I tend to write scripts or docs when things are annoying and hard to remember. shell history is usually littered with sensitive stuff, I usually go way out of my way to prevent my machines from saving any of it, but to each their own.
With fish's shell history for example I can just type 's' and it completes it to 'ssh user@host.tld', because that's the last one starting with S I used. If it's not right, I can type it up to 'ssh' and press arrow up to pick the ssh command I want.
Then I might remember that I did this fancy jq thing once to parse a field in a specific way, I can easily use Atuin to look for it with a nice text-mode UI just by pressing C-r and typing 'jq' as the initial filter.
I often hit CTRL-R to reload a services config.
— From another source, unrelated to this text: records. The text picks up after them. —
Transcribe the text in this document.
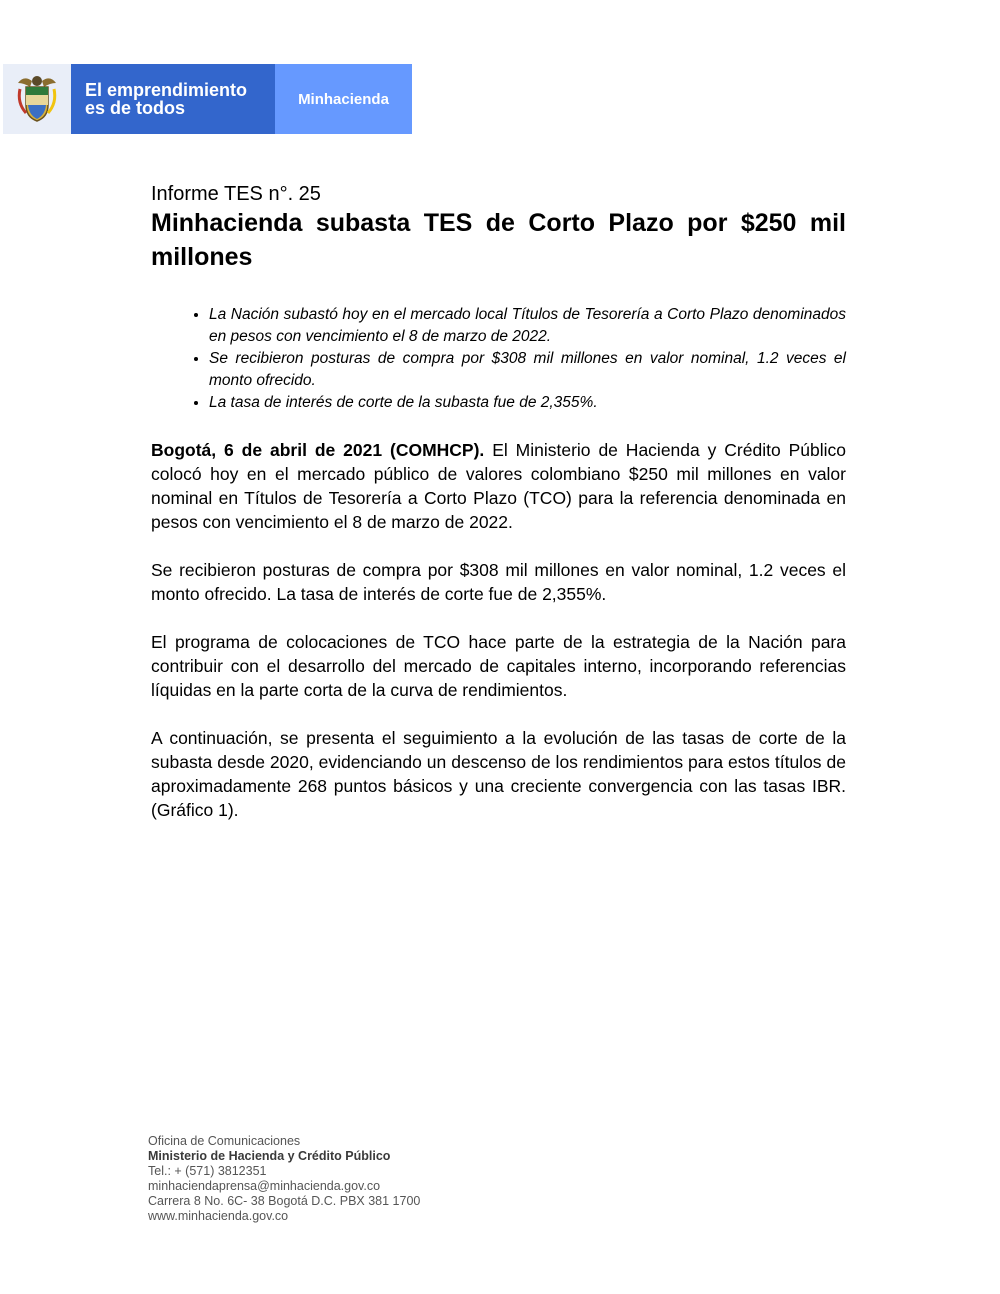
El emprendimiento
es de todos	Minhacienda
Informe TES n°. 25
Minhacienda subasta TES de Corto Plazo por $250 mil millones
• La Nación subastó hoy en el mercado local Títulos de Tesorería a Corto Plazo denominados en pesos con vencimiento el 8 de marzo de 2022.
• Se recibieron posturas de compra por $308 mil millones en valor nominal, 1.2 veces el monto ofrecido.
• La tasa de interés de corte de la subasta fue de 2,355%.

Bogotá, 6 de abril de 2021 (COMHCP). El Ministerio de Hacienda y Crédito Público colocó hoy en el mercado público de valores colombiano $250 mil millones en valor nominal en Títulos de Tesorería a Corto Plazo (TCO) para la referencia denominada en pesos con vencimiento el 8 de marzo de 2022.

Se recibieron posturas de compra por $308 mil millones en valor nominal, 1.2 veces el monto ofrecido. La tasa de interés de corte fue de 2,355%.

El programa de colocaciones de TCO hace parte de la estrategia de la Nación para contribuir con el desarrollo del mercado de capitales interno, incorporando referencias líquidas en la parte corta de la curva de rendimientos.

A continuación, se presenta el seguimiento a la evolución de las tasas de corte de la subasta desde 2020, evidenciando un descenso de los rendimientos para estos títulos de aproximadamente 268 puntos básicos y una creciente convergencia con las tasas IBR. (Gráfico 1).

Oficina de Comunicaciones
Ministerio de Hacienda y Crédito Público
Tel.: + (571) 3812351
minhaciendaprensa@minhacienda.gov.co
Carrera 8 No. 6C- 38 Bogotá D.C. PBX 381 1700
www.minhacienda.gov.co
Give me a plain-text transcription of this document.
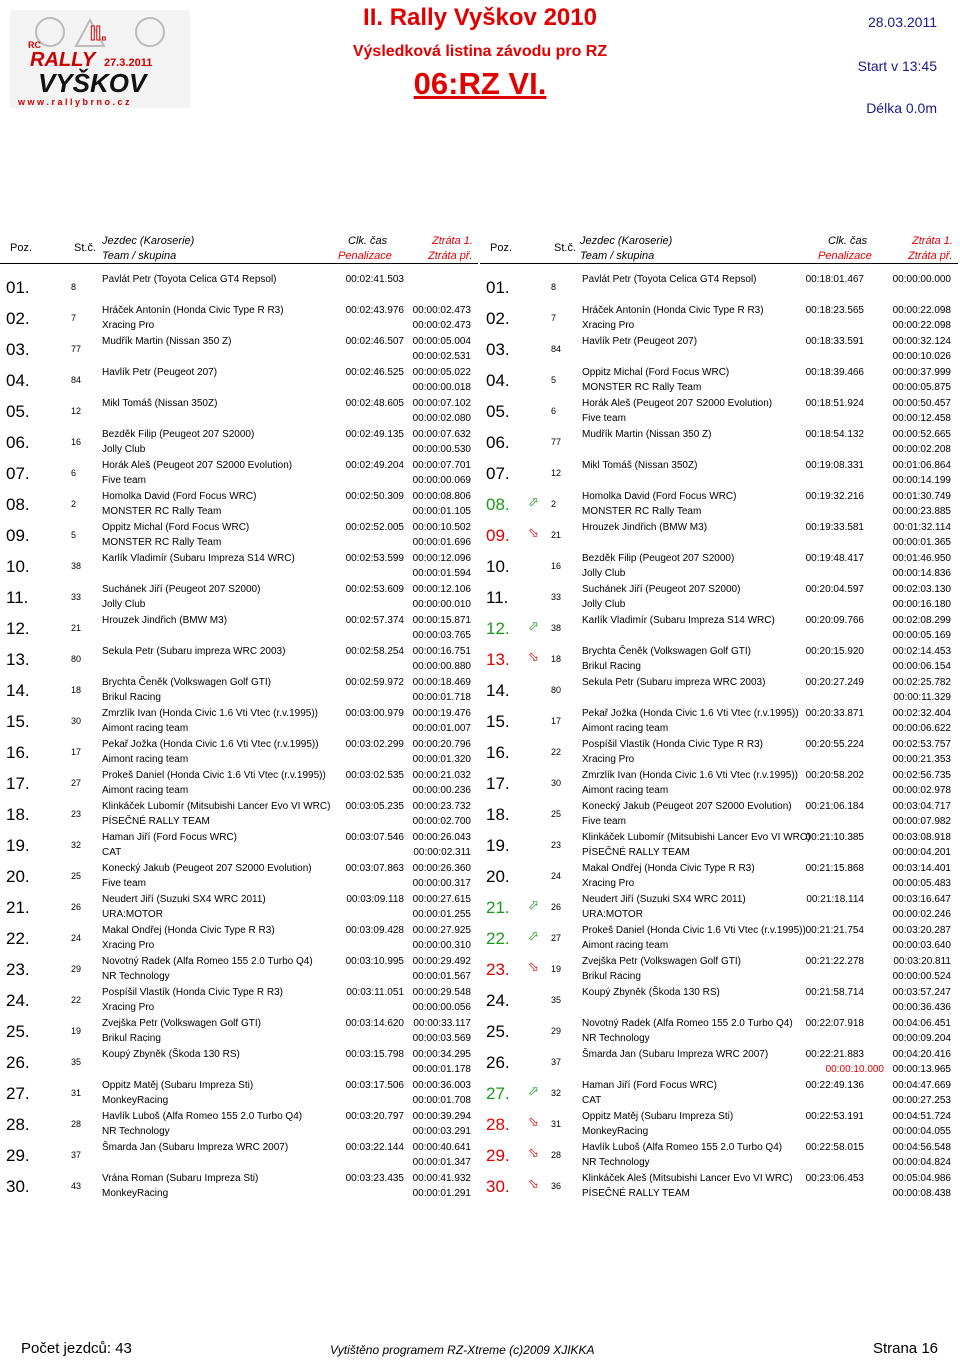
RC II.
RALLY 27.3.2011
VYŠKOV
w w w . r a l l y b r n o . c z
II. Rally Vyškov 2010
Výsledková listina závodu pro RZ
06:RZ VI.
28.03.2011
Start v 13:45
Délka 0.0m
Poz.	St.č.
Jezdec (Karoserie)
Team / skupina
Clk. čas
Penalizace
Ztráta 1.
Ztráta př.
01.	8
Pavlát Petr (Toyota Celica GT4 Repsol)	00:02:41.503
02.	7
Hráček Antonín (Honda Civic Type R R3)
Xracing Pro
00:02:43.976 00:00:02.473
00:00:02.473
03.	77
Mudřík Martin (Nissan 350 Z)	00:02:46.507 00:00:05.004
00:00:02.531
04.	84
Havlík Petr (Peugeot 207)	00:02:46.525 00:00:05.022
00:00:00.018
05.	12
Mikl Tomáš (Nissan 350Z)	00:02:48.605 00:00:07.102
00:00:02.080
06.	16
Bezděk Filip (Peugeot 207 S2000)
Jolly Club
00:02:49.135 00:00:07.632
00:00:00.530
07.	6
Horák Aleš (Peugeot 207 S2000 Evolution)
Five team
00:02:49.204 00:00:07.701
00:00:00.069
08.	2
Homolka David (Ford Focus WRC)
MONSTER RC Rally Team
00:02:50.309 00:00:08.806
00:00:01.105
09.	5
Oppitz Michal (Ford Focus WRC)
MONSTER RC Rally Team
00:02:52.005 00:00:10.502
00:00:01.696
10.	38
Karlík Vladimír (Subaru Impreza S14 WRC)	00:02:53.599 00:00:12.096
00:00:01.594
11.	33
Suchánek Jiří (Peugeot 207 S2000)
Jolly Club
00:02:53.609 00:00:12.106
00:00:00.010
12.	21
Hrouzek Jindřich (BMW M3)	00:02:57.374 00:00:15.871
00:00:03.765
13.	80
Sekula Petr (Subaru impreza WRC 2003)	00:02:58.254 00:00:16.751
00:00:00.880
14.	18
Brychta Čeněk (Volkswagen Golf GTI)
Brikul Racing
00:02:59.972 00:00:18.469
00:00:01.718
15.	30
Zmrzlík Ivan (Honda Civic 1.6 Vti Vtec (r.v.1995))
Aimont racing team
00:03:00.979 00:00:19.476
00:00:01.007
16.	17
Pekař Jožka (Honda Civic 1.6 Vti Vtec (r.v.1995))
Aimont racing team
00:03:02.299 00:00:20.796
00:00:01.320
17.	27
Prokeš Daniel (Honda Civic 1.6 Vti Vtec (r.v.1995))
Aimont racing team
00:03:02.535 00:00:21.032
00:00:00.236
18.	23
Klinkáček Lubomír (Mitsubishi Lancer Evo VI WRC)
PÍSEČNÉ RALLY TEAM
00:03:05.235 00:00:23.732
00:00:02.700
19.	32
Haman Jiří (Ford Focus WRC)
CAT
00:03:07.546 00:00:26.043
00:00:02.311
20.	25
Konecký Jakub (Peugeot 207 S2000 Evolution)
Five team
00:03:07.863 00:00:26.360
00:00:00.317
21.	26
Neudert Jiří (Suzuki SX4 WRC 2011)
URA:MOTOR
00:03:09.118 00:00:27.615
00:00:01.255
22.	24
Makal Ondřej (Honda Civic Type R R3)
Xracing Pro
00:03:09.428 00:00:27.925
00:00:00.310
23.	29
Novotný Radek (Alfa Romeo 155 2.0 Turbo Q4)
NR Technology
00:03:10.995 00:00:29.492
00:00:01.567
24.	22
Pospíšil Vlastík (Honda Civic Type R R3)
Xracing Pro
00:03:11.051 00:00:29.548
00:00:00.056
25.	19
Zvejška Petr (Volkswagen Golf GTI)
Brikul Racing
00:03:14.620 00:00:33.117
00:00:03.569
26.	35
Koupý Zbyněk (Škoda 130 RS)	00:03:15.798 00:00:34.295
00:00:01.178
27.	31
Oppitz Matěj (Subaru Impreza Sti)
MonkeyRacing
00:03:17.506 00:00:36.003
00:00:01.708
28.	28
Havlík Luboš (Alfa Romeo 155 2.0 Turbo Q4)
NR Technology
00:03:20.797 00:00:39.294
00:00:03.291
29.	37
Šmarda Jan (Subaru Impreza WRC 2007)	00:03:22.144 00:00:40.641
00:00:01.347
30.	43
Vrána Roman (Subaru Impreza Sti)
MonkeyRacing
00:03:23.435 00:00:41.932
00:00:01.291
Poz.	St.č.
Jezdec (Karoserie)
Team / skupina
Clk. čas
Penalizace
Ztráta 1.
Ztráta př.
01.	8
Pavlát Petr (Toyota Celica GT4 Repsol)	00:18:01.467	00:00:00.000
02.	7
Hráček Antonín (Honda Civic Type R R3)
Xracing Pro
00:18:23.565	00:00:22.098
00:00:22.098
03.	84
Havlík Petr (Peugeot 207)	00:18:33.591	00:00:32.124
00:00:10.026
04.	5
Oppitz Michal (Ford Focus WRC)
MONSTER RC Rally Team
00:18:39.466	00:00:37.999
00:00:05.875
05.	6
Horák Aleš (Peugeot 207 S2000 Evolution)
Five team
00:18:51.924	00:00:50.457
00:00:12.458
06.	77
Mudřík Martin (Nissan 350 Z)	00:18:54.132	00:00:52.665
00:00:02.208
07.	12
Mikl Tomáš (Nissan 350Z)	00:19:08.331	00:01:06.864
00:00:14.199
08.	⬀	2
Homolka David (Ford Focus WRC)
MONSTER RC Rally Team
00:19:32.216	00:01:30.749
00:00:23.885
09.	⬂	21
Hrouzek Jindřich (BMW M3)	00:19:33.581	00:01:32.114
00:00:01.365
10.	16
Bezděk Filip (Peugeot 207 S2000)
Jolly Club
00:19:48.417	00:01:46.950
00:00:14.836
11.	33
Suchánek Jiří (Peugeot 207 S2000)
Jolly Club
00:20:04.597	00:02:03.130
00:00:16.180
12.	⬀	38
Karlík Vladimír (Subaru Impreza S14 WRC)	00:20:09.766	00:02:08.299
00:00:05.169
13.	⬂	18
Brychta Čeněk (Volkswagen Golf GTI)
Brikul Racing
00:20:15.920	00:02:14.453
00:00:06.154
14.	80
Sekula Petr (Subaru impreza WRC 2003)	00:20:27.249	00:02:25.782
00:00:11.329
15.	17
Pekař Jožka (Honda Civic 1.6 Vti Vtec (r.v.1995))
Aimont racing team
00:20:33.871	00:02:32.404
00:00:06.622
16.	22
Pospíšil Vlastík (Honda Civic Type R R3)
Xracing Pro
00:20:55.224	00:02:53.757
00:00:21.353
17.	30
Zmrzlík Ivan (Honda Civic 1.6 Vti Vtec (r.v.1995))
Aimont racing team
00:20:58.202	00:02:56.735
00:00:02.978
18.	25
Konecký Jakub (Peugeot 207 S2000 Evolution)
Five team
00:21:06.184	00:03:04.717
00:00:07.982
19.	23
Klinkáček Lubomír (Mitsubishi Lancer Evo VI WRC)
PÍSEČNÉ RALLY TEAM
00:21:10.385	00:03:08.918
00:00:04.201
20.	24
Makal Ondřej (Honda Civic Type R R3)
Xracing Pro
00:21:15.868	00:03:14.401
00:00:05.483
21.	⬀	26
Neudert Jiří (Suzuki SX4 WRC 2011)
URA:MOTOR
00:21:18.114	00:03:16.647
00:00:02.246
22.	⬀	27
Prokeš Daniel (Honda Civic 1.6 Vti Vtec (r.v.1995))
Aimont racing team
00:21:21.754	00:03:20.287
00:00:03.640
23.	⬂	19
Zvejška Petr (Volkswagen Golf GTI)
Brikul Racing
00:21:22.278	00:03:20.811
00:00:00.524
24.	35
Koupý Zbyněk (Škoda 130 RS)	00:21:58.714	00:03:57.247
00:00:36.436
25.	29
Novotný Radek (Alfa Romeo 155 2.0 Turbo Q4)
NR Technology
00:22:07.918	00:04:06.451
00:00:09.204
26.	37
Šmarda Jan (Subaru Impreza WRC 2007)	00:22:21.883	00:04:20.416
00:00:13.965
00:00:10.000
27.	⬀	32
Haman Jiří (Ford Focus WRC)
CAT
00:22:49.136	00:04:47.669
00:00:27.253
28.	⬂	31
Oppitz Matěj (Subaru Impreza Sti)
MonkeyRacing
00:22:53.191	00:04:51.724
00:00:04.055
29.	⬂	28
Havlík Luboš (Alfa Romeo 155 2.0 Turbo Q4)
NR Technology
00:22:58.015	00:04:56.548
00:00:04.824
30.	⬂	36
Klinkáček Aleš (Mitsubishi Lancer Evo VI WRC)
PÍSEČNÉ RALLY TEAM
00:23:06.453	00:05:04.986
00:00:08.438
Počet jezdců: 43	Vytištěno programem RZ-Xtreme (c)2009 XJIKKA	Strana 16
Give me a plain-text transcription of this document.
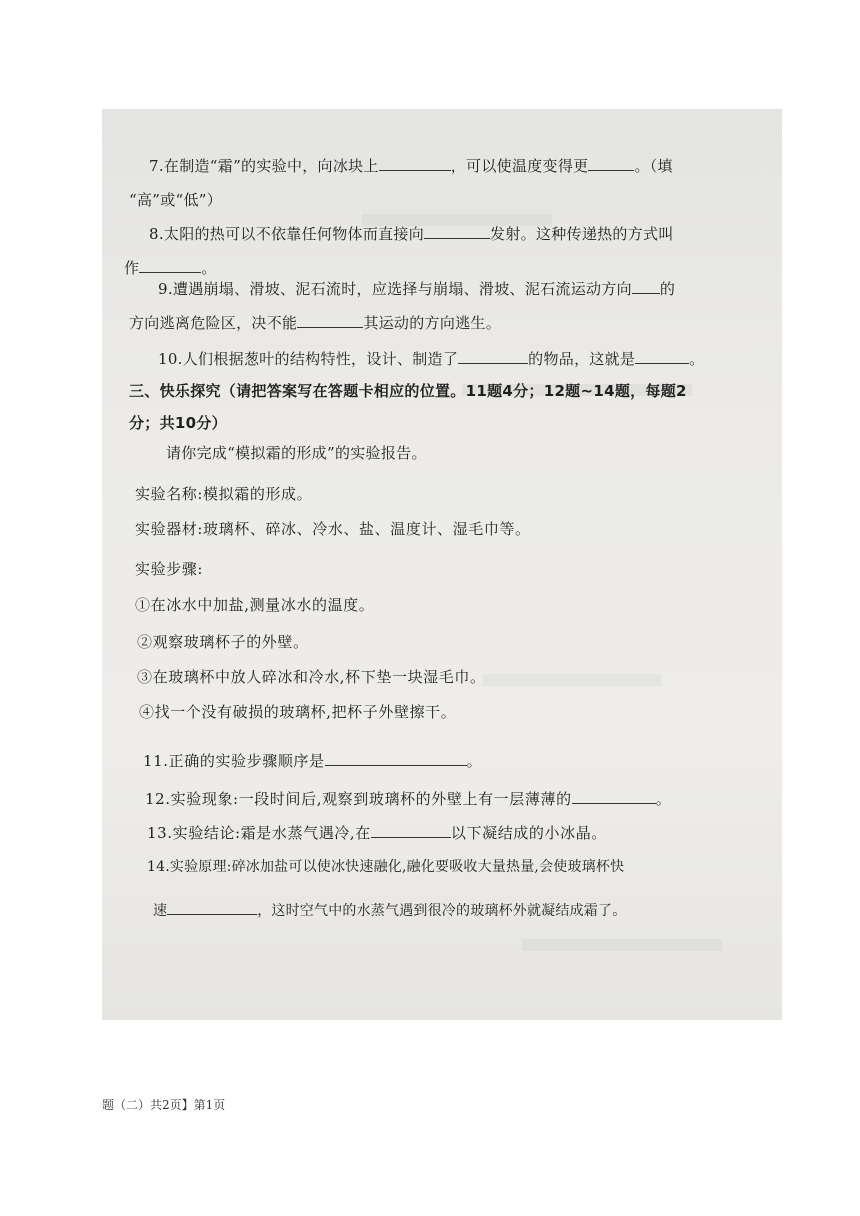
7.在制造“霜”的实验中，向冰块上	，可以使温度变得更	。（填
“高”或“低”）
8.太阳的热可以不依靠任何物体而直接向	发射。这种传递热的方式叫
作	。
9.遭遇崩塌、滑坡、泥石流时，应选择与崩塌、滑坡、泥石流运动方向 的
方向逃离危险区，决不能	其运动的方向逃生。
10.人们根据葱叶的结构特性，设计、制造了	的物品，这就是	。
三、快乐探究（请把答案写在答题卡相应的位置。11题4分；12题~14题，每题2
分；共10分）
请你完成“模拟霜的形成”的实验报告。
实验名称:模拟霜的形成。
实验器材:玻璃杯、碎冰、冷水、盐、温度计、湿毛巾等。
实验步骤:
①在冰水中加盐,测量冰水的温度。
②观察玻璃杯子的外壁。
③在玻璃杯中放人碎冰和冷水,杯下垫一块湿毛巾。
④找一个没有破损的玻璃杯,把杯子外壁擦干。
11.正确的实验步骤顺序是	。
12.实验现象:一段时间后,观察到玻璃杯的外壁上有一层薄薄的	。
13.实验结论:霜是水蒸气遇冷,在	以下凝结成的小冰晶。
14.实验原理:碎冰加盐可以使冰快速融化,融化要吸收大量热量,会使玻璃杯快
速	，这时空气中的水蒸气遇到很冷的玻璃杯外就凝结成霜了。
题（二）共2页】第1页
I press `CTRL+R`, enter `reload`, and continue to hit `CTRL+R` until the right service appears. Enter. Done. Usually way quicker, especially when switching between distros. As one calls it httpd and one apache, once it's systemd and once it's and init script, and so on.
Yes I'm using this command occasionally. While clearly the demo of Atuin (https://atuin.sh/) looks cool and more powerful than ctrl+r, I must say that ctrl+r has always been enough to me.
I feel like I get a decent return on mining historical command usage for new (single keystroke?) aliases to setup, the most useful ones change over time for me.
Another use case I feel pays off is complicated one-liners where I need to do something similar but not quite the same again - good starting time saver. This depends on you being a mostly cli kinda person obviously, if you instinctively reach for excel over awk then ymmv.
I’ll sometimes write a useful one liner that I want to write a shell script off but if I’m in the middle of something and don’t have time I’ll do this:
<my> | <cool> | <one liner> # add script for this
The # comment makes it easy for me to search through my history to find one liners I want to use to build a shell script from
I'm similar. I do most of my work in Emacs and I don't do much sys admin, so I don't really use the shell much. It's always interesting to me to see other people's workflows, though.
Not to be dramatic but atuin is life-changing. I can resume my working context from any project, no matter how far in the past (e.g. what docker or cmake or make commands I run). I don't need a personal wiki of cli tricks like an "ffmpeg cheatsheet" or whatever, I just access my own personal ffmpeg history.
Oh, also, I use tmux to split my terminal and do separate things in each one, so I like that atuin consolidates all the histories from my separate panes.